Il y a cette étrange émotion prenant place à l’intérieur de lui, quand les dernières cendres du Gouvernement Mondial flotte dans l’air avant d’être transformées en étoiles par le pouvoir de Chapeau de Paille. Lucci ne pensait pas vivre suffisamment longtemps pour voir ceux qui ont façonné sa vie disparaître de la surface de la planète, mais la pensée d’être enfin libéré de leur carcan le soulage du poids qu’il portait sur ses épaules depuis sa naissance… Ses jambes l’abandonnent finalement, le rire de Monkey D. Luffy comme des véritables acouphènes dans ses oreilles, et Lucci sent ses yeux lui piquer pour la première fois de sa vie—
‘’Hey, Lucci—‘’
Paulie se retrouve vite accroupi à côté de lui sur le sol de la cuisine, ses mains tirant sur sa chemise pour le ramener à lui.
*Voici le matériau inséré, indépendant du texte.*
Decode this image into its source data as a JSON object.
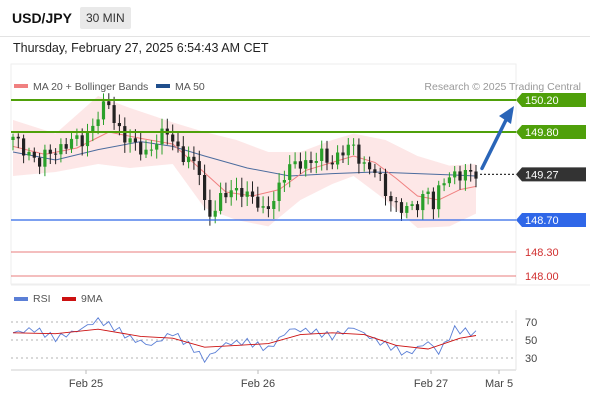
{
  "header": {
    "symbol": "USD/JPY",
    "interval": "30 MIN",
    "datetime": "Thursday, February 27, 2025 6:54:43 AM CET"
  },
  "legend": {
    "ma20_label": "MA 20 + Bollinger Bands",
    "ma50_label": "MA 50",
    "credit": "Research © 2025 Trading Central",
    "ma20_color": "#f08080",
    "ma50_color": "#1f4e8c"
  },
  "rsi_legend": {
    "rsi_label": "RSI",
    "ma9_label": "9MA",
    "rsi_color": "#5b7fd6",
    "ma9_color": "#cc1111"
  },
  "chart_data": {
    "type": "candlestick",
    "instrument": "USD/JPY",
    "timeframe": "30 MIN",
    "x_ticks": [
      "Feb 25",
      "Feb 26",
      "Feb 27",
      "Mar 5"
    ],
    "current_price": 149.27,
    "levels": [
      {
        "value": 150.2,
        "label": "150.20",
        "color": "#4fa00a",
        "kind": "resistance"
      },
      {
        "value": 149.8,
        "label": "149.80",
        "color": "#4fa00a",
        "kind": "resistance"
      },
      {
        "value": 148.7,
        "label": "148.70",
        "color": "#2f67e8",
        "kind": "pivot"
      },
      {
        "value": 148.3,
        "label": "148.30",
        "color": "#e05050",
        "kind": "support"
      },
      {
        "value": 148.0,
        "label": "148.00",
        "color": "#e05050",
        "kind": "support"
      }
    ],
    "current_label": {
      "value": 149.27,
      "label": "149.27",
      "color": "#333333"
    },
    "close_path": [
      [
        0,
        149.7
      ],
      [
        3,
        149.55
      ],
      [
        5,
        149.4
      ],
      [
        7,
        149.55
      ],
      [
        10,
        149.65
      ],
      [
        13,
        149.7
      ],
      [
        16,
        150.0
      ],
      [
        18,
        150.15
      ],
      [
        19,
        149.95
      ],
      [
        21,
        149.75
      ],
      [
        23,
        149.6
      ],
      [
        25,
        149.55
      ],
      [
        27,
        149.7
      ],
      [
        29,
        149.78
      ],
      [
        31,
        149.6
      ],
      [
        33,
        149.45
      ],
      [
        35,
        149.3
      ],
      [
        36,
        148.9
      ],
      [
        37,
        148.8
      ],
      [
        39,
        148.95
      ],
      [
        41,
        149.05
      ],
      [
        43,
        149.1
      ],
      [
        45,
        148.95
      ],
      [
        47,
        148.8
      ],
      [
        48,
        148.9
      ],
      [
        50,
        149.1
      ],
      [
        52,
        149.35
      ],
      [
        54,
        149.45
      ],
      [
        56,
        149.4
      ],
      [
        58,
        149.5
      ],
      [
        60,
        149.45
      ],
      [
        62,
        149.55
      ],
      [
        64,
        149.6
      ],
      [
        66,
        149.4
      ],
      [
        68,
        149.3
      ],
      [
        70,
        149.05
      ],
      [
        72,
        148.9
      ],
      [
        74,
        148.8
      ],
      [
        76,
        148.9
      ],
      [
        78,
        149.1
      ],
      [
        79,
        148.85
      ],
      [
        81,
        149.2
      ],
      [
        83,
        149.3
      ],
      [
        85,
        149.25
      ],
      [
        87,
        149.27
      ]
    ],
    "ma20": [
      [
        0,
        149.62
      ],
      [
        6,
        149.52
      ],
      [
        12,
        149.6
      ],
      [
        18,
        149.8
      ],
      [
        24,
        149.72
      ],
      [
        30,
        149.65
      ],
      [
        35,
        149.35
      ],
      [
        40,
        149.05
      ],
      [
        45,
        149.0
      ],
      [
        50,
        149.08
      ],
      [
        55,
        149.32
      ],
      [
        60,
        149.42
      ],
      [
        64,
        149.5
      ],
      [
        68,
        149.42
      ],
      [
        72,
        149.22
      ],
      [
        76,
        149.0
      ],
      [
        80,
        148.95
      ],
      [
        84,
        149.08
      ],
      [
        87,
        149.12
      ]
    ],
    "ma50": [
      [
        0,
        149.55
      ],
      [
        8,
        149.45
      ],
      [
        16,
        149.58
      ],
      [
        24,
        149.68
      ],
      [
        30,
        149.62
      ],
      [
        36,
        149.5
      ],
      [
        44,
        149.35
      ],
      [
        52,
        149.25
      ],
      [
        60,
        149.28
      ],
      [
        68,
        149.3
      ],
      [
        76,
        149.28
      ],
      [
        84,
        149.26
      ],
      [
        87,
        149.25
      ]
    ],
    "bollinger_upper": [
      [
        0,
        149.95
      ],
      [
        8,
        149.78
      ],
      [
        16,
        150.25
      ],
      [
        22,
        150.1
      ],
      [
        30,
        149.92
      ],
      [
        36,
        149.8
      ],
      [
        42,
        149.7
      ],
      [
        48,
        149.55
      ],
      [
        54,
        149.55
      ],
      [
        60,
        149.7
      ],
      [
        64,
        149.78
      ],
      [
        70,
        149.7
      ],
      [
        76,
        149.5
      ],
      [
        82,
        149.38
      ],
      [
        87,
        149.4
      ]
    ],
    "bollinger_lower": [
      [
        0,
        149.25
      ],
      [
        8,
        149.3
      ],
      [
        16,
        149.4
      ],
      [
        22,
        149.35
      ],
      [
        30,
        149.4
      ],
      [
        36,
        148.85
      ],
      [
        42,
        148.7
      ],
      [
        48,
        148.62
      ],
      [
        54,
        148.95
      ],
      [
        60,
        149.15
      ],
      [
        64,
        149.25
      ],
      [
        70,
        148.95
      ],
      [
        76,
        148.6
      ],
      [
        82,
        148.62
      ],
      [
        87,
        148.78
      ]
    ],
    "rsi": {
      "ticks": [
        70,
        50,
        30
      ],
      "range": [
        20,
        80
      ],
      "rsi_path": [
        [
          0,
          58
        ],
        [
          4,
          62
        ],
        [
          8,
          52
        ],
        [
          12,
          60
        ],
        [
          16,
          72
        ],
        [
          19,
          64
        ],
        [
          22,
          52
        ],
        [
          26,
          44
        ],
        [
          30,
          58
        ],
        [
          34,
          40
        ],
        [
          36,
          28
        ],
        [
          40,
          46
        ],
        [
          44,
          48
        ],
        [
          48,
          40
        ],
        [
          52,
          62
        ],
        [
          56,
          60
        ],
        [
          60,
          54
        ],
        [
          64,
          64
        ],
        [
          68,
          50
        ],
        [
          72,
          40
        ],
        [
          74,
          34
        ],
        [
          78,
          48
        ],
        [
          80,
          36
        ],
        [
          83,
          62
        ],
        [
          87,
          57
        ]
      ],
      "ma9_path": [
        [
          0,
          58
        ],
        [
          8,
          57
        ],
        [
          16,
          62
        ],
        [
          24,
          54
        ],
        [
          30,
          52
        ],
        [
          36,
          42
        ],
        [
          42,
          44
        ],
        [
          48,
          46
        ],
        [
          54,
          56
        ],
        [
          60,
          58
        ],
        [
          66,
          56
        ],
        [
          72,
          44
        ],
        [
          78,
          40
        ],
        [
          84,
          52
        ],
        [
          87,
          55
        ]
      ]
    }
  }
}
Lucci ne s’est jamais senti aussi bien de toute sa vie, son cœur battant toujours trop vite, mais les tambours battants en rythme allègent la douleur—il est vaguement conscient que des larmes coulent sur ses joues, mais il s’en moque grandement, un sourire prenant place sur ses lèvres dès que Paulie le prend dans ses bras en chuchotant doucement quelques mots pour le réconforter…
Ses doigts s’accrochent à Paulie en retour dès que le rire de Chapeau de Paille se coupe en même temps que l’enregistrement, et Lucci plonge sur ses lèvres pour attraper un doux baiser. Son premier en tant qu’homme libre.